While structured data remains the low-hanging fruit, the ability to extract insights from unstructured data will define AI-driven finance in the coming years.
It can be a challenge to deploy AI or machine learning solutions within an enterprise, particularly when building solutions internally. The process starts with setting up the development environment, where developers work with domain experts (like CFOs) to prepare enterprise-specific data. This preparation can be time-consuming. After the data is ready, the next step is training the AI model, whether built from scratch or customised from open-source solutions, followed by packaging, serialising and deploying it into the enterprise system. Even after deployment, the model requires ongoing retraining as new data, such as updated financial reports or competitor shifts, comes in. The process also involves managing the large computing power needed to scale AI solutions. Beyond deployment, continuous monitoring of the model's performance and the associated running costs is essential. While these complexities are part of building custom AI solutions internally, using AI from vendors like ERP or CRM providers simplifies the process. Nevertheless, understanding these steps highlights the challenges and resources required to implement AI at scale within an organisation.
Finance leaders should start by focusing on existing tools and platforms, particularly those provided by their ERP and CRM vendors. This is the low-hanging fruit for a quick and impactful start. AI technologies are advancing rapidly, with new tools, algorithms and data sets emerging weekly. While the hype surrounding AI can sometimes make it seem overvalued, rapid progress in this area makes it clear that AI is a long-term play with significant potential. Therefore, by leveraging current tool vendors, Finance leaders can integrate AI solutions without the need for extensive internal development or facing immediate regulatory challenges.

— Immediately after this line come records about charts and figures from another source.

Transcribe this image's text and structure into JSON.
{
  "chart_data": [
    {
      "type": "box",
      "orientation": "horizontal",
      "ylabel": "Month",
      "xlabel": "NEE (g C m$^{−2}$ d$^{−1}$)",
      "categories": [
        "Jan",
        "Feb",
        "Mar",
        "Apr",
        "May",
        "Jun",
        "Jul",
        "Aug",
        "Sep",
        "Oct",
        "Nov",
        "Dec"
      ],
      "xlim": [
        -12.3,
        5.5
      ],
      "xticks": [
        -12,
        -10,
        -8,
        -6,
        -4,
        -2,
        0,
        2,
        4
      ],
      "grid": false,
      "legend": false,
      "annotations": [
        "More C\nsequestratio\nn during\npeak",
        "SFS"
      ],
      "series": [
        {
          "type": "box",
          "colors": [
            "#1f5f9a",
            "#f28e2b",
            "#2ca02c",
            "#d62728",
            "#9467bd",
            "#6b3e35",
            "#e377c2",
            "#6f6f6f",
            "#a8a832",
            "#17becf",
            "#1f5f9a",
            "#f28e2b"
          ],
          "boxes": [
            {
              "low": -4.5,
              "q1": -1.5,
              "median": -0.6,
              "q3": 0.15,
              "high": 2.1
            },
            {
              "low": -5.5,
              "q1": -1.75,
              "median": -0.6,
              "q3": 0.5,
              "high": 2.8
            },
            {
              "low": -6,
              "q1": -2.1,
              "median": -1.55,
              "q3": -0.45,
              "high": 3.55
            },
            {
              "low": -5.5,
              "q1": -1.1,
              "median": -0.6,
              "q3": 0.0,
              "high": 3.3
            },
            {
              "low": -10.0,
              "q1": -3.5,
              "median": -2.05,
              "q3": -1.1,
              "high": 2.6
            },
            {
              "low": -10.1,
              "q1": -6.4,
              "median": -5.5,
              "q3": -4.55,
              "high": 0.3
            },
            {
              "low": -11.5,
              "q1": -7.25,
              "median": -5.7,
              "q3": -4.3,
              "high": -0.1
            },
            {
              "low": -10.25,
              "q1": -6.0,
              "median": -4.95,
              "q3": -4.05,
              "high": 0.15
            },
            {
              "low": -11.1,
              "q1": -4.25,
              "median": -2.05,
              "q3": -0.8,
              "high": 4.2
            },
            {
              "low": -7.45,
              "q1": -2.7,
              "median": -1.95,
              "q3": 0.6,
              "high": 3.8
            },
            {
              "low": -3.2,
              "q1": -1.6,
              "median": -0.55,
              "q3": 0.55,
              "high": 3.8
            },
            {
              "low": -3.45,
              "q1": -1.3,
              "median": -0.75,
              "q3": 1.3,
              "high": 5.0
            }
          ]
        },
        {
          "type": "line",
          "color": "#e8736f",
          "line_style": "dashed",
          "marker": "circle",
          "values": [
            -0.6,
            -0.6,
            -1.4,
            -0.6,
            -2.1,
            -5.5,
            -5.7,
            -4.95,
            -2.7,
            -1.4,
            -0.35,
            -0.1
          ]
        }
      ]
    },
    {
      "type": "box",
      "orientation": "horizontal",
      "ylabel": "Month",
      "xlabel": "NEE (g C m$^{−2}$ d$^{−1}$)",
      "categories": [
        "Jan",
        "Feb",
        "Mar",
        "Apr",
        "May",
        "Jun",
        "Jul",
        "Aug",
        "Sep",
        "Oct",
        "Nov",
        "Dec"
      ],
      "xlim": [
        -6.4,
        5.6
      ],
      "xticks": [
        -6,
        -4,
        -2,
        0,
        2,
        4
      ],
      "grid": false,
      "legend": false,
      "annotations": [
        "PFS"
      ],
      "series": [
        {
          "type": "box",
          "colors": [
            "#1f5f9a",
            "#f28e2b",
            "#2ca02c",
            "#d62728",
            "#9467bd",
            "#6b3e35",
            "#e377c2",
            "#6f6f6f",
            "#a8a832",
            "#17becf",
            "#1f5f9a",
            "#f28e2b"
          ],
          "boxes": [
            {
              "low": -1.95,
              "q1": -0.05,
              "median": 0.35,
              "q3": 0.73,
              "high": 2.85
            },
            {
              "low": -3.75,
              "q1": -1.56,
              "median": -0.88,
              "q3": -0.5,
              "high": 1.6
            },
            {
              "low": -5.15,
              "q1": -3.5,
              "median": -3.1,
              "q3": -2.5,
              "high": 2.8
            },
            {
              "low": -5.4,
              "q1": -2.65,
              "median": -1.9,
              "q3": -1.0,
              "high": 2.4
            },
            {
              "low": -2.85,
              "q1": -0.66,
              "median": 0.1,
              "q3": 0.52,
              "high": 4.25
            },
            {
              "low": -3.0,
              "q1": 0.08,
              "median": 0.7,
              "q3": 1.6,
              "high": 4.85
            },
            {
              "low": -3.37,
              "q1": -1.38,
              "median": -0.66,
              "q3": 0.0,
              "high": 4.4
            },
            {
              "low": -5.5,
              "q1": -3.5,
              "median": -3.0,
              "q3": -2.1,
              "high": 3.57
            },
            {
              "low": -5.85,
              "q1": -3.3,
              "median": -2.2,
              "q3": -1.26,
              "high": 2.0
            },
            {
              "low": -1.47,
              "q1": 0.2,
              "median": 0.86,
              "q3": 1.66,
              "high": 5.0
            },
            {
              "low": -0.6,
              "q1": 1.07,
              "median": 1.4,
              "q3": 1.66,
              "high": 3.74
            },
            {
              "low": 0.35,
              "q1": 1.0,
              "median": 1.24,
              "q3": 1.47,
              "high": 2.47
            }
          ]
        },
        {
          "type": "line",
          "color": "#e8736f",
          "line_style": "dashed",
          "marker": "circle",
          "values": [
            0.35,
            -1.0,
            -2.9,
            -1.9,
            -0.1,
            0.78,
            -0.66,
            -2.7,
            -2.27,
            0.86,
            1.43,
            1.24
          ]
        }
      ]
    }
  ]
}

AI has reached remarkable levels of cognitive capability, with models like GPT-4 achieving an estimated IQ of 152, outperforming 99% of human test-takers. These advancements enable AI to excel in complex assessments such as the SAT, GRE and even professional certification exams. However, this raises a philosophical debate: as AI becomes more capable, does it make humans less intelligent by reducing the need for critical thinking? While historically, automation has given rise to shifting cognitive behaviour – from calculators simplifying arithmetic to smartphones replacing memory recall – it also expands opportunities for higher-level abstract thinking. The real challenge lies in whether individuals leverage AI to enhance their capabilities or instead, become overly reliant on it. Ultimately, AI’s impact is not inherently good or bad, but depends on how societies and businesses choose to harness its potential.